Advocates say conservatives are using trans athletes as a key issue or “red meat” to drive voters to the polls. However, they say that in reality, trans women do not represent a threat to women’s sport. For example, last year, only a handful of lawmakers in two dozen states who were considering banning trans athletes who were contacted by The Associated Press were able to provide examples of trans inclusion causing a problem on sports teams.
But critics of Thomas say her success demonstrates that trans women should not be allowed to compete on women’s sports teams, or at least the rules governing their participation need to be tightened to mitigate any competitive advantage they may have due to Effects of endogenous pubertal testosterone.
Although some advocates believe that the intent behind the anti-trans bills is to attract voters, it is unclear whether the bills will actually have that effect. According to a PBS NewsHour/NPR/Marist poll published last year, two-thirds of Americans are against laws that would limit the rights of transgender people.
But when support for specific inclusive policies is broken down, trans inclusion on sports teams is less popular. A majority of Americans, 62 percent, said trans athletes should only be allowed to play on sports teams that correspond to their gender assigned at birth, while 34 percent said they should be allowed to play on teams that match with their gender identity, according to a Gallup poll published last year.

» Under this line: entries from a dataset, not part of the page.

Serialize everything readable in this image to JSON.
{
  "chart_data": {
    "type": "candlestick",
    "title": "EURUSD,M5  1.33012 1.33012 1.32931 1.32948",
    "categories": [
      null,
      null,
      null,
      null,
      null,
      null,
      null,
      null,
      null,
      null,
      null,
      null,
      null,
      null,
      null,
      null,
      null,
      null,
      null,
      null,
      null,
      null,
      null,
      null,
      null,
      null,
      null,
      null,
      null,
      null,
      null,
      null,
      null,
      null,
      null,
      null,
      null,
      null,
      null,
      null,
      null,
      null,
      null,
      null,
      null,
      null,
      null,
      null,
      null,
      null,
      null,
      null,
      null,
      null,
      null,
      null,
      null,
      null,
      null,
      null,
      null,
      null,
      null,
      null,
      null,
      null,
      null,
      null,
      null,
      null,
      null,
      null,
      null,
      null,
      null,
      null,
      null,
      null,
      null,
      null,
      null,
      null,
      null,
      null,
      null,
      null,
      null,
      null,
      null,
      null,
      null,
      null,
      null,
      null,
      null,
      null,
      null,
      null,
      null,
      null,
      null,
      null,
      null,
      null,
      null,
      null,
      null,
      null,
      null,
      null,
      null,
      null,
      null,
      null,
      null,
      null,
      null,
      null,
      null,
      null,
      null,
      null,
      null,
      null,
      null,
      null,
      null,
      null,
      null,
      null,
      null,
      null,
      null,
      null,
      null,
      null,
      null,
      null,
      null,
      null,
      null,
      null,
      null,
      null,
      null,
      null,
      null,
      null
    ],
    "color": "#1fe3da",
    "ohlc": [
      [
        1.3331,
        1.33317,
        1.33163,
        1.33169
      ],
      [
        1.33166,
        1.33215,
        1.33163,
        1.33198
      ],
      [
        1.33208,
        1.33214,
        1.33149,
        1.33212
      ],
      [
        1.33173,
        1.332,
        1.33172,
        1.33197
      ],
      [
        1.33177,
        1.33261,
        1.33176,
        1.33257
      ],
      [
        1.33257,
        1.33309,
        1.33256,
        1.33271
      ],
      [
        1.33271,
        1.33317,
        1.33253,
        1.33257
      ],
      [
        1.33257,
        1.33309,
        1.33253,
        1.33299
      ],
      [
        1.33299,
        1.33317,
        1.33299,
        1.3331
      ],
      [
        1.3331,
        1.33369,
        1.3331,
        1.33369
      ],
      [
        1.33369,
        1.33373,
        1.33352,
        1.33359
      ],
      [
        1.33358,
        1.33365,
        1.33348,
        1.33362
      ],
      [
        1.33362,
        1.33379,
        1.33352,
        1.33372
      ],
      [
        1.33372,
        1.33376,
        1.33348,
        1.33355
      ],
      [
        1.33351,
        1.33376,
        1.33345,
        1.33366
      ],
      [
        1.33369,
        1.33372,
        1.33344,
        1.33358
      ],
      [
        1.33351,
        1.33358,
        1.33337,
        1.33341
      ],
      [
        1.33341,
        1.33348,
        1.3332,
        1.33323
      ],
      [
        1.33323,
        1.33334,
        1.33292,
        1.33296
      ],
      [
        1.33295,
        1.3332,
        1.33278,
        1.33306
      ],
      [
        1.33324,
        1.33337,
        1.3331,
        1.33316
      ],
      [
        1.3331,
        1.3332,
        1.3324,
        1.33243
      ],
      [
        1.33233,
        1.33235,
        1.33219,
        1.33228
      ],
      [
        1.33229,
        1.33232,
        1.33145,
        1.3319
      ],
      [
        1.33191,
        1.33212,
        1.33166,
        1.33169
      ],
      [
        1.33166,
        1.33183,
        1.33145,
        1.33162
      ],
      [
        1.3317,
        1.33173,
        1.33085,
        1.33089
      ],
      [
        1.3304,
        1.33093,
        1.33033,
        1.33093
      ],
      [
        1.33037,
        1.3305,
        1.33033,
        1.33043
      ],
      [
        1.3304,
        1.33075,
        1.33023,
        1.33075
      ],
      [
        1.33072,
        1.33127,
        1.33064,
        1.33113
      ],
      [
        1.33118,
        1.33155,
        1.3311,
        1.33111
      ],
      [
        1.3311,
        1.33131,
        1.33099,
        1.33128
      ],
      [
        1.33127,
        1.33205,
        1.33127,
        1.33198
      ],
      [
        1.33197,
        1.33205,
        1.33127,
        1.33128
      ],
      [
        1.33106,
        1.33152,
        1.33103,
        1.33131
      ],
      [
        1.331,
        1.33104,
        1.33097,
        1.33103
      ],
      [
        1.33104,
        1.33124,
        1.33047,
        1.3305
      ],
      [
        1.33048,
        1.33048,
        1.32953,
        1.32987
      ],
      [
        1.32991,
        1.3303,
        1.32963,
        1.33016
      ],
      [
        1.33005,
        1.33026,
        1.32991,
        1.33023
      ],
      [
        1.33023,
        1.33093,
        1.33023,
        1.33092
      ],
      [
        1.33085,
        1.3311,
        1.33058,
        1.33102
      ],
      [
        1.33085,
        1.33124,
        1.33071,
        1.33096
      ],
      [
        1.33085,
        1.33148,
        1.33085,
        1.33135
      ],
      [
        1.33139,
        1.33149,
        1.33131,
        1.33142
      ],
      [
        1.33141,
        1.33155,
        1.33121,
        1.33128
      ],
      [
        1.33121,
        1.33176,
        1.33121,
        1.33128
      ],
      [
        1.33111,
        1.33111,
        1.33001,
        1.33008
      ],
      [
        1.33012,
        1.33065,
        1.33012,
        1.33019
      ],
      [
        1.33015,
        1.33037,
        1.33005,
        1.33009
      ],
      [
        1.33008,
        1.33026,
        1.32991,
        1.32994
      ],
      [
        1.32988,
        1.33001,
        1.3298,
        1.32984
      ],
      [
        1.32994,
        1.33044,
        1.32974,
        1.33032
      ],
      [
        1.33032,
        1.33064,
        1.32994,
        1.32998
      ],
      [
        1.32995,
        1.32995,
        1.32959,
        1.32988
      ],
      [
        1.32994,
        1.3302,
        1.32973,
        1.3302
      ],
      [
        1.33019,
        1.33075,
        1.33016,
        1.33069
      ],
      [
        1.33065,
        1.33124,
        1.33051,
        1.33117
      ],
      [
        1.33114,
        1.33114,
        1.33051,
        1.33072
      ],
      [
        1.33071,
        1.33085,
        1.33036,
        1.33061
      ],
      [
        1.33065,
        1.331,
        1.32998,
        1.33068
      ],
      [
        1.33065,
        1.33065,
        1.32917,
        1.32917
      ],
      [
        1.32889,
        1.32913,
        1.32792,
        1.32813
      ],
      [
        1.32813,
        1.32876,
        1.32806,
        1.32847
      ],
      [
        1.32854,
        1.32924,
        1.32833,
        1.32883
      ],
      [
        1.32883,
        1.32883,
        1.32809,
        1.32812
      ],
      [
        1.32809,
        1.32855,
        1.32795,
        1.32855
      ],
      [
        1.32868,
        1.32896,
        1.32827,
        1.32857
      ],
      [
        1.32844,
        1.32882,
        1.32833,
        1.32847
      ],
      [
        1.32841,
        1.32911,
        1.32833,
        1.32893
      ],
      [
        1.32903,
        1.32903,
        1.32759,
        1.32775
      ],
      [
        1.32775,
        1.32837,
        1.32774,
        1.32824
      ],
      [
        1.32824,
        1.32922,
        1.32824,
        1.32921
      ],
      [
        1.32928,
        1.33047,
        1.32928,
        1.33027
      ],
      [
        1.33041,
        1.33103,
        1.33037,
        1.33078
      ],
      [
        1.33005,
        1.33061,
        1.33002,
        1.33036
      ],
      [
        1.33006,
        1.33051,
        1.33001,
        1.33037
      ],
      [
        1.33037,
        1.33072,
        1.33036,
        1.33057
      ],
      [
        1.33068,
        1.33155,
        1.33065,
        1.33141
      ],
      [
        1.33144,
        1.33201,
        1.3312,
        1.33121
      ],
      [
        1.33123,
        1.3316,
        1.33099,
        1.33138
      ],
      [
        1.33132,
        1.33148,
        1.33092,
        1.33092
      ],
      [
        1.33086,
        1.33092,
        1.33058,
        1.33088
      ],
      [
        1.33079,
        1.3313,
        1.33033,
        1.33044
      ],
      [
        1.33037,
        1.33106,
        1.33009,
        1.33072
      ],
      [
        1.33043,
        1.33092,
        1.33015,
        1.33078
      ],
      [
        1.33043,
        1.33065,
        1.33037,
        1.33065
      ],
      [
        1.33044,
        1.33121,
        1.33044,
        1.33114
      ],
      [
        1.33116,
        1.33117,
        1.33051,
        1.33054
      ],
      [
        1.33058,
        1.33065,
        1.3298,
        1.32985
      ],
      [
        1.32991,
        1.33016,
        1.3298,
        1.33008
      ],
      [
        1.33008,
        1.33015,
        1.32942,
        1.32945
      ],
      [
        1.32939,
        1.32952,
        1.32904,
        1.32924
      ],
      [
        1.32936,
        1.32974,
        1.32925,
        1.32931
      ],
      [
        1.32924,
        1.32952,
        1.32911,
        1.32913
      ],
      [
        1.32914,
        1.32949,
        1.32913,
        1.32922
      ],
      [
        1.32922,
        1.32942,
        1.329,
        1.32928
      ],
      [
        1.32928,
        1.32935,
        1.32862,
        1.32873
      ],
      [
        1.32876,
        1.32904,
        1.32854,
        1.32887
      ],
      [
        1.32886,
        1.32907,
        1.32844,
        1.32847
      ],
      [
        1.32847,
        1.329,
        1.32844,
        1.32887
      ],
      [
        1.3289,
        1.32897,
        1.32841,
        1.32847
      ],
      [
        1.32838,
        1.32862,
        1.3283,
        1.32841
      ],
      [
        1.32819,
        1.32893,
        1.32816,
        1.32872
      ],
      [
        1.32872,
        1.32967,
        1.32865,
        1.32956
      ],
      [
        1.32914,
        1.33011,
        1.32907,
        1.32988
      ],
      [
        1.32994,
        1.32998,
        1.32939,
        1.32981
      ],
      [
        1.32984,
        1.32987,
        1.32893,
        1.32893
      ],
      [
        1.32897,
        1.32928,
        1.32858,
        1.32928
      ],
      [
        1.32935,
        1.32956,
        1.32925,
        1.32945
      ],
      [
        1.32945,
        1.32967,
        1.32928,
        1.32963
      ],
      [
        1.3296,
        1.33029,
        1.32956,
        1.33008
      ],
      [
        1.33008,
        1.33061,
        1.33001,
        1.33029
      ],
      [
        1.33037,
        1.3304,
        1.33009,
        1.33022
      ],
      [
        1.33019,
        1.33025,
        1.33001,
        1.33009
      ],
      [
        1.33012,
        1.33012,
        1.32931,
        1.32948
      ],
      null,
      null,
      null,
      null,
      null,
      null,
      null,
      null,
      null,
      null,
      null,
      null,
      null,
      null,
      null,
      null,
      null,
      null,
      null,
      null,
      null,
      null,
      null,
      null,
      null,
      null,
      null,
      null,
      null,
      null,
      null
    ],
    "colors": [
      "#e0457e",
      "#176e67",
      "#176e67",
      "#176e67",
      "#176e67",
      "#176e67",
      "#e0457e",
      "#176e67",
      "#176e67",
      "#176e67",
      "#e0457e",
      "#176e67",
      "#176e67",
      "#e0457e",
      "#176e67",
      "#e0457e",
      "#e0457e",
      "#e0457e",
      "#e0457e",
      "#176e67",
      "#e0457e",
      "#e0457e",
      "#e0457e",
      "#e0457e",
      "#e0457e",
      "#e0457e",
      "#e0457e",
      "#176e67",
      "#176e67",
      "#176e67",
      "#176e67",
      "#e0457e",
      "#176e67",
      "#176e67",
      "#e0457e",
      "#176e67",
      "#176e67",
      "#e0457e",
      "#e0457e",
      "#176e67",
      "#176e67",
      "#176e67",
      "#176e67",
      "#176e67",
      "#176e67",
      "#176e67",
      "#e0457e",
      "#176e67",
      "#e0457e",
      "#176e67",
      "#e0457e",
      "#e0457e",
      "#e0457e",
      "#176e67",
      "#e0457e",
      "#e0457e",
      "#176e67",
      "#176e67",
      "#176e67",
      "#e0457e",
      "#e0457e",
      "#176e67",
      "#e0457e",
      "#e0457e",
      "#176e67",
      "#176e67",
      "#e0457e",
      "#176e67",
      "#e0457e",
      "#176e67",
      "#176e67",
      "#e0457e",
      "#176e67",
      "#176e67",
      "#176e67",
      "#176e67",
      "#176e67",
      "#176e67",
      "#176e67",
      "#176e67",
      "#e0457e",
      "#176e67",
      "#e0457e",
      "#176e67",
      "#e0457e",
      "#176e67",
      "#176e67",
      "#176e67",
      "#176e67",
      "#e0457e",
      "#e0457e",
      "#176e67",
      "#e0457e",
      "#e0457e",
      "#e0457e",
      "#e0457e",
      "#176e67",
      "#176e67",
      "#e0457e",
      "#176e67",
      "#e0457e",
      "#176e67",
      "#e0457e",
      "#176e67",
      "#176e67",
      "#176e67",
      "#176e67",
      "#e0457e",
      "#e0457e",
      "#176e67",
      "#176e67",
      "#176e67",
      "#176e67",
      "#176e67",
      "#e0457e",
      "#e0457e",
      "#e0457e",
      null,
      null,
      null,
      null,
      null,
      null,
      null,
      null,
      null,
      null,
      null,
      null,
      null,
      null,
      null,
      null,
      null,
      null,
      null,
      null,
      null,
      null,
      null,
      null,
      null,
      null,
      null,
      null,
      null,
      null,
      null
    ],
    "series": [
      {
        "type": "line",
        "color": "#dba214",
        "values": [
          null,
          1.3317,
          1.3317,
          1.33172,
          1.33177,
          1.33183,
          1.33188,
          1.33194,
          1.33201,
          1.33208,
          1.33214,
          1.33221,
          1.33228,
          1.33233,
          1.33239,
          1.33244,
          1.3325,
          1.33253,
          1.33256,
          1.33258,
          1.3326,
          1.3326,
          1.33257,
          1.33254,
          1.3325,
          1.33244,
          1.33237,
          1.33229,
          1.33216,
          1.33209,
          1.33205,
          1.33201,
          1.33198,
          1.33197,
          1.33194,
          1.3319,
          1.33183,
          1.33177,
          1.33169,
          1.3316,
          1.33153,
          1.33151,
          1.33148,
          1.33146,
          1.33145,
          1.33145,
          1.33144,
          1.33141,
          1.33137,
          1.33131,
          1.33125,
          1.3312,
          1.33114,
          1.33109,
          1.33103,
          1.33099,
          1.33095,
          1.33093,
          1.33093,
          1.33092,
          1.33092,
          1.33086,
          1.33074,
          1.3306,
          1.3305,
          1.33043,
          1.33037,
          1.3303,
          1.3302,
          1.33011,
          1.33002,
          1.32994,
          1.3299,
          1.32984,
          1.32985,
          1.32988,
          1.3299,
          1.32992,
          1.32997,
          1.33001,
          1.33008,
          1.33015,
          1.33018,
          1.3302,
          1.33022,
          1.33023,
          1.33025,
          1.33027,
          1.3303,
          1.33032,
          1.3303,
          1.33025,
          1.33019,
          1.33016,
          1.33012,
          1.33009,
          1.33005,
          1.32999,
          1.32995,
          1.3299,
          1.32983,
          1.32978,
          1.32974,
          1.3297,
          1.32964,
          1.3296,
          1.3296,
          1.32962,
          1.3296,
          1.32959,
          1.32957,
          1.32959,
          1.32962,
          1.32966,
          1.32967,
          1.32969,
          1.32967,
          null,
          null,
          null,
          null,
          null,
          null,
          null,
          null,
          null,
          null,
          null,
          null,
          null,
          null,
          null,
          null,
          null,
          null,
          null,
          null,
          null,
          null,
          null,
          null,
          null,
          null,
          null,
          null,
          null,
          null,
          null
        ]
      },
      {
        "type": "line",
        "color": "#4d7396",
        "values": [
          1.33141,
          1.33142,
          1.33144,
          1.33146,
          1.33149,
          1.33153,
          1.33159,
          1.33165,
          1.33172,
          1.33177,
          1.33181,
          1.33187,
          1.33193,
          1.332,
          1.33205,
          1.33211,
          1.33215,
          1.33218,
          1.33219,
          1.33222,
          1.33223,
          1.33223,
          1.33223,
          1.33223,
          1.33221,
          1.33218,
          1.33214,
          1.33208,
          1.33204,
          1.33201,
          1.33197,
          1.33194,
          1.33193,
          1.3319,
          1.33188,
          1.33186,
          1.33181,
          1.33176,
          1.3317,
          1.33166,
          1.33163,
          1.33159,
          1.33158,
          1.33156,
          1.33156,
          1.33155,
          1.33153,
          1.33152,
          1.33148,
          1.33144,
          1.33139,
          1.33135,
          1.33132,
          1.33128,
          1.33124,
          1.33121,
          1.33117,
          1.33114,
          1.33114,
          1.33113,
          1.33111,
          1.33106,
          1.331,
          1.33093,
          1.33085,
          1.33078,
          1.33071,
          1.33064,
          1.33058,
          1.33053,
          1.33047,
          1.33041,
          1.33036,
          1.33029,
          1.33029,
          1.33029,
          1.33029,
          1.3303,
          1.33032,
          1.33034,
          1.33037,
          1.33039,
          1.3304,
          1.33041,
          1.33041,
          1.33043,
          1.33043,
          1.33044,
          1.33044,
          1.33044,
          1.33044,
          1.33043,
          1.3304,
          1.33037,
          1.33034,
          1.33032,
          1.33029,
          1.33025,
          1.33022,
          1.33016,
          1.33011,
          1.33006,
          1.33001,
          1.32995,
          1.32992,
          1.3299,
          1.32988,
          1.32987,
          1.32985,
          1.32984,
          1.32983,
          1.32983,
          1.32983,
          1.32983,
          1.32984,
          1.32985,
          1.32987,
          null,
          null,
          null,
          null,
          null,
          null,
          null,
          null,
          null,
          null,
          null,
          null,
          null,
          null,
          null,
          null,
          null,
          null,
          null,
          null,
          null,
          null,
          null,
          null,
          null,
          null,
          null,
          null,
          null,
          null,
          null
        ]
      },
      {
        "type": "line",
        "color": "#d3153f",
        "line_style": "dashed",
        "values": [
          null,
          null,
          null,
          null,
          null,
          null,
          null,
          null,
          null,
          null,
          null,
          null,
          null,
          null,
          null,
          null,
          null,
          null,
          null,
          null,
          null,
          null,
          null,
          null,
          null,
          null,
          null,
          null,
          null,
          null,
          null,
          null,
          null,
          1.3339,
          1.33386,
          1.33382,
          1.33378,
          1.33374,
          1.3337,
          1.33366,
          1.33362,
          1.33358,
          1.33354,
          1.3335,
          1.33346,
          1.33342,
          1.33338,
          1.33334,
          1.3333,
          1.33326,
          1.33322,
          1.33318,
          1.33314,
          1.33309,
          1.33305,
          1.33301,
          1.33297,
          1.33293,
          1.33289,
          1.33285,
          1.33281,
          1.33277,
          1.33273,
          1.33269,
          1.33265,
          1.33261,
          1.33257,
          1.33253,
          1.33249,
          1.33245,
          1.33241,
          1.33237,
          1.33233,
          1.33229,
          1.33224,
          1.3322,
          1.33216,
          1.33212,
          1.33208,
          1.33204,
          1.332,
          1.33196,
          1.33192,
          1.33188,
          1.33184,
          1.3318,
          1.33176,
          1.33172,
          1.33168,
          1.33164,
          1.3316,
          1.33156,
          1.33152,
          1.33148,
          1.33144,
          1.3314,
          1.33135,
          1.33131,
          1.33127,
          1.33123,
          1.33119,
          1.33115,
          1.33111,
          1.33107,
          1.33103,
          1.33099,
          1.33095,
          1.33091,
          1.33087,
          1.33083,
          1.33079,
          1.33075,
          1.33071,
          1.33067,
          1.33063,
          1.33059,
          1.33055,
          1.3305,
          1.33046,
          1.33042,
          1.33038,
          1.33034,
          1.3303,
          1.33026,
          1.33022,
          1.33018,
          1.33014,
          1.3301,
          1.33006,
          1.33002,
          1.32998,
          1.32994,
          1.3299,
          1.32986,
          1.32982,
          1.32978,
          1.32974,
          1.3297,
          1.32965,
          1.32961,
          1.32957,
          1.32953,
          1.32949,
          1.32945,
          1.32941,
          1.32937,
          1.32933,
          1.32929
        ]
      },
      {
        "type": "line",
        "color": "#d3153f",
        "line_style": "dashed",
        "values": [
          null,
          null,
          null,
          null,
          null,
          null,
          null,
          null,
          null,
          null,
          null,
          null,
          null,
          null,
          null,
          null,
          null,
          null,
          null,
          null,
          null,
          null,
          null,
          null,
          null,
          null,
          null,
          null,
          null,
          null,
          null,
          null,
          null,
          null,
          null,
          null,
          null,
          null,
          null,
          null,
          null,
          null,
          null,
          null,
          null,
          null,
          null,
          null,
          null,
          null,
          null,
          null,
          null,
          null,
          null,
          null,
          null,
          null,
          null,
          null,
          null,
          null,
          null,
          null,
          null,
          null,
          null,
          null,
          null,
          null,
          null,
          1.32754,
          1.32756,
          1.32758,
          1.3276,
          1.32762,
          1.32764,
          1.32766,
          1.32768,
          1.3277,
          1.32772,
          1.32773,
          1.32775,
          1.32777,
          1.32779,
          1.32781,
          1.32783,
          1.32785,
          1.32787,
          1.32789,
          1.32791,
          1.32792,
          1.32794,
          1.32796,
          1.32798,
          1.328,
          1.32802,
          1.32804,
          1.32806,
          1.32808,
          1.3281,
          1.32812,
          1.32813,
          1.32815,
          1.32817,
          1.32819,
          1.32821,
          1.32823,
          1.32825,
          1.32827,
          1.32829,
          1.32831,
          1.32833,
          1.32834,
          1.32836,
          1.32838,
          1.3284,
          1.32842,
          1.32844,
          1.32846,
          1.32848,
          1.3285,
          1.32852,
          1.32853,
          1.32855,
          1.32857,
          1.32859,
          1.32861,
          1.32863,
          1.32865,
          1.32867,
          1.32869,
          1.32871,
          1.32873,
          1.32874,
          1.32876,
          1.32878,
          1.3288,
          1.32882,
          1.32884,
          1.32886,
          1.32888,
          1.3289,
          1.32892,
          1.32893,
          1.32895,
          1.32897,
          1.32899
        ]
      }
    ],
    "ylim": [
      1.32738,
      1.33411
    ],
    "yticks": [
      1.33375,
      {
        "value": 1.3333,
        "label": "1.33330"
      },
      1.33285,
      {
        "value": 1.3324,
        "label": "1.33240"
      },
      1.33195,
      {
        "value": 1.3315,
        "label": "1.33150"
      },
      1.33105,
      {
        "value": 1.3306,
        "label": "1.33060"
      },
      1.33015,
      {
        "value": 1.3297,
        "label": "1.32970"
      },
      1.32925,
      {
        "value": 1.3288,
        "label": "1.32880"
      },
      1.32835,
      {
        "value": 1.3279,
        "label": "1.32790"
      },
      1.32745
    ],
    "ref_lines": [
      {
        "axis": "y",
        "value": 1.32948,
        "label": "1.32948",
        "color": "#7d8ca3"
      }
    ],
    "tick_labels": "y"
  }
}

Shortly after the poll’s release, Mara Keisling, then executive director of the National Center for Transgender Equality, speculated that Americans were reacting to the “flurry” of anti-trans bills being considered in state legislatures and predicted that as more people learn about trans people or meet someone who is trans, public opinion will change.
Gallup data suggests that might be true: It found that people who know someone who is trans were more likely to say that trans athletes should be allowed to play on a team that matches their gender identity, at 40 percent. in favor, than people who do not. know someone who is transgender, with 31 percent in favor.
“If you look at younger people in terms of who knows a trans person, it’s really obvious that we’re winning,” Keisling said at the time, pointing to the fact that half of people under 30 know someone who it’s trans according to Gallup . By comparison, only 19 percent of the oldest age group, people 65 and older, know a trans person.